I can only seem to find information supporting the idea of consumers "polling and pulling" messages off of a queue (e.g. using a windows service to poll the queue for new messages). There isn't much information on the idea of "pushing" messages to a consumer/subscriber...
Having the server push messages to the client is one of the two ways to get messages to the client, and the preferred way for most applications. This is known as consuming messages via a subscription.
The client is connected. (The AMQP/RabbitMQ/most messaging systems model is that the client is always connected - except for network interruptions, of course.)
You use the client API to arrange that your channel consume messages by supplying a callback method. Then whenever a message is available the server sends it to the client over the channel and the client application gets it via an asynchronous callback (typically one thread per channel). You can set the "prefetch count" on the channel which controls the amount of pipelining your client can do over that channel. (For further parallelism an application can have multiple channels running over one connection, which is a common design that serves various purposes.)
The alternative is for the client to poll for messages one at a time, over the channel, via a get method.
You "push" messages from Producer to Exchange.

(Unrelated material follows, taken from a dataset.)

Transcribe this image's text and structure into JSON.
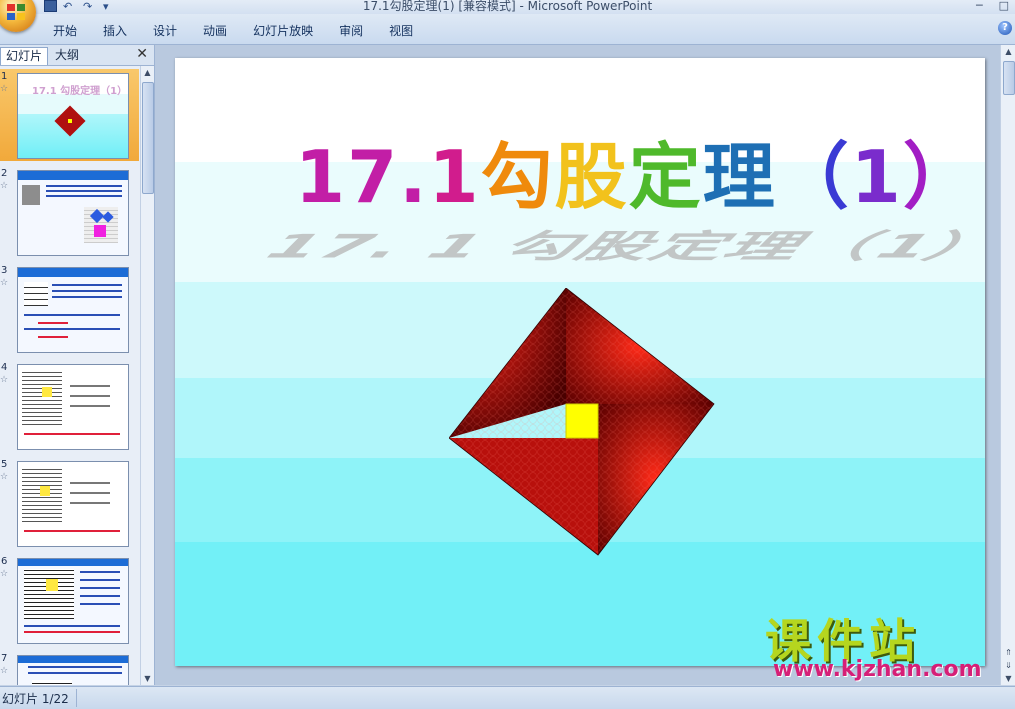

https://www.rabbitmq.com/tutorials/tutorial-three-python.html
BTW this is fitting very well IoT scenarios. Devices produce messages and sends them to an exchange. Queue is handling persistence, FIFO and other features, as well as delivery of messages to subscribers.
And, by the way, you never "Poll" the queue. Instead, you always subscribe to publisher. Similar to observer pattern. Generally, I would say genius principle.
So it is similar to post box or post office, except it sends you a notification when message is available.
Quoting from the docs here:
AMQP brokers either deliver messages to consumers subscribed to
queues, or consumers fetch/pull messages from queues on demand.
And from here:
Storing messages in queues is useless unless applications can consume
them. In the AMQP 0-9-1 Model, there are two ways for applications to
do this:
Have messages delivered to them ("push API")
Fetch messages as needed ("pull API")
With the "push API", applications have to indicate interest in
consuming messages from a particular queue. When they do so, we say
that they register a consumer or, simply put, subscribe to a queue. It
is possible to have more than one consumer per queue or to register an
exclusive consumer (excludes all other consumers from the queue while
it is consuming).
Each consumer (subscription) has an identifier called a consumer tag.
It can be used to unsubscribe from messages. Consumer tags are just
strings.
RabbitMQ broker is like server that wont send data to consumer without consumer client getting registering itself to server. but then question comes like below
Can RabbitMQ keep client consumer details and connect to client when packet comes?
Answer is no. so what is alternative well then write plugin by yourself that maintain client information in some kind of config. Plugin will pull from RabbitMQ Queue and push to client.
Please give look at this plugin might help.
https://www.rabbitmq.com/shovel.html
Frankly speaking Client need to implement AMQP protocol to receive so and should listen connection on some port for that. This sound like another server.
Regards,
Vishal